O próprio Lima Barreto afirma já haver sentido as manifestações dessa tendência nacional quando, ainda "menino no colégio", era às vezes "escalado a tomar conta da classe", o que lhe fazia sentir um "exagero de sentimento de autoridade", levando-o a brigar com "quase o colégio inteiro".  "Por dá cá aquela palha, admoestava o colega, punha-o de castigo ou dava parte ao professor".

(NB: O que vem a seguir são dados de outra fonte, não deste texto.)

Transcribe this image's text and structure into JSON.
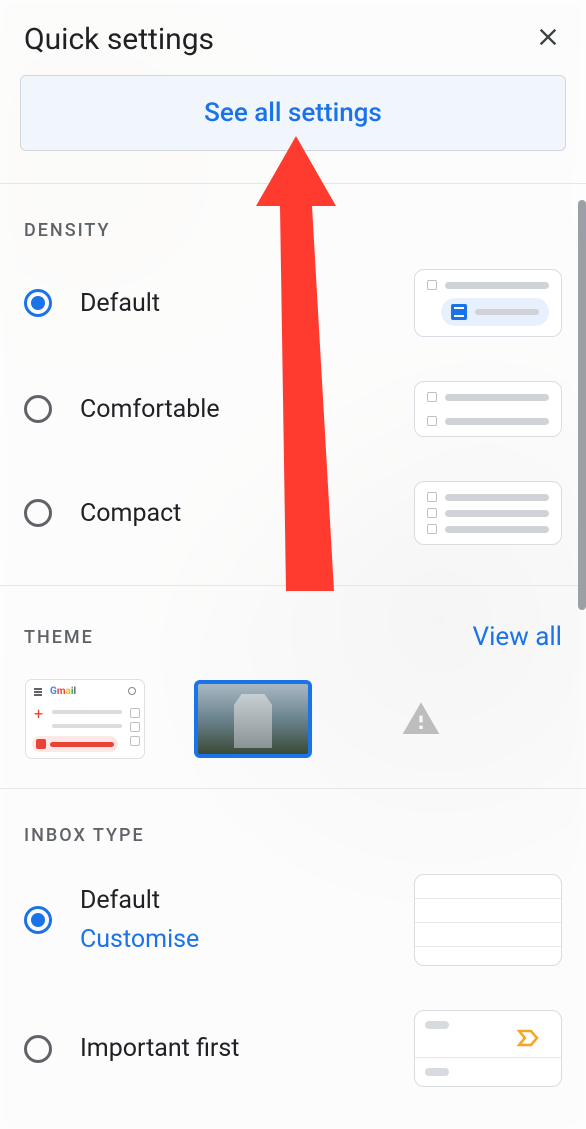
{
  "header": {
    "title": "Quick settings",
    "close_icon": "close-icon"
  },
  "see_all_button": "See all settings",
  "density": {
    "title": "DENSITY",
    "options": [
      {
        "label": "Default",
        "selected": true
      },
      {
        "label": "Comfortable",
        "selected": false
      },
      {
        "label": "Compact",
        "selected": false
      }
    ]
  },
  "theme": {
    "title": "THEME",
    "view_all": "View all",
    "thumbs": [
      {
        "name": "gmail-default-theme",
        "selected": false
      },
      {
        "name": "photo-theme",
        "selected": true
      },
      {
        "name": "high-contrast-theme",
        "selected": false
      }
    ]
  },
  "inbox_type": {
    "title": "INBOX TYPE",
    "options": [
      {
        "label": "Default",
        "customise": "Customise",
        "selected": true
      },
      {
        "label": "Important first",
        "selected": false
      }
    ]
  },
  "colors": {
    "accent": "#1a73e8",
    "text": "#202124",
    "muted": "#5f6368",
    "annotation": "#ff3b30"
  }
}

Como percebeu logo o perigo, decidiu mudar de atitude: "de déspota de calças curtas", passou a ser "endiabrado com as mesmas calças", porque teve medo de ficar isolado. Como ganhou fama, não mais lhe foi dado "autoridade sobre ninguém", não podendo, assim, exercer o seu "pendor para a tirania". Conforme afirma, curou-se a tempo "da doença dos paxás", no entanto muitos compatriotas nunca fizeram como ele, pois "é geral a tendência dos nossos homens para a ação violenta ou despótica, legal ou ilegal".

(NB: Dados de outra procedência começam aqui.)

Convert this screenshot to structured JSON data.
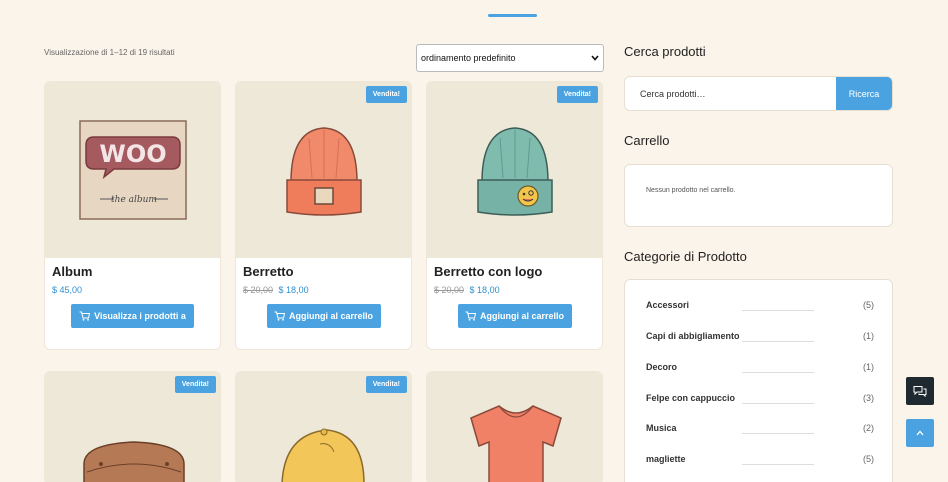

Sempre que aparecem "uns cândidos cidadãos" que se dizem anarquistas, o governo que até então os desprezava, "põe-se cheio de sustos, de terrores noturnos e desanda a prender, a espancar, a deportar ilegalmente todo o sujeito malvestido que se atreva, em um humilde botequim, a proferir esta velha sentença, por demais cediça: quem furta um pão, é ladrão, quem rouba um milhão, é Napoleão"!
Nesse antigo provérbio, veem os governantes "todo um corpo de doutrina que prega a destruição do Estado, o saque aos bancos, o emprego da dinamite, etc., etc." Se além de anarquista o sujeito possuir um "nome terminado em "ki" ou em "off", estará "irremediavelmente perdido", terá que se exilar em outro país.
Por isso Barreto propõe que o regime político do Brasil fosse constituído por uma "federação de malocas, tendo cada uma à sua testa chefes com a autoridade discricionária" e que fossem queimadas "todas as leis, códigos, constituições e ordenações. Seria o suco da perfeição político-administrativa de um país".
Assistindo aos jornais da televisão somos obrigados a concordar com esse escritor!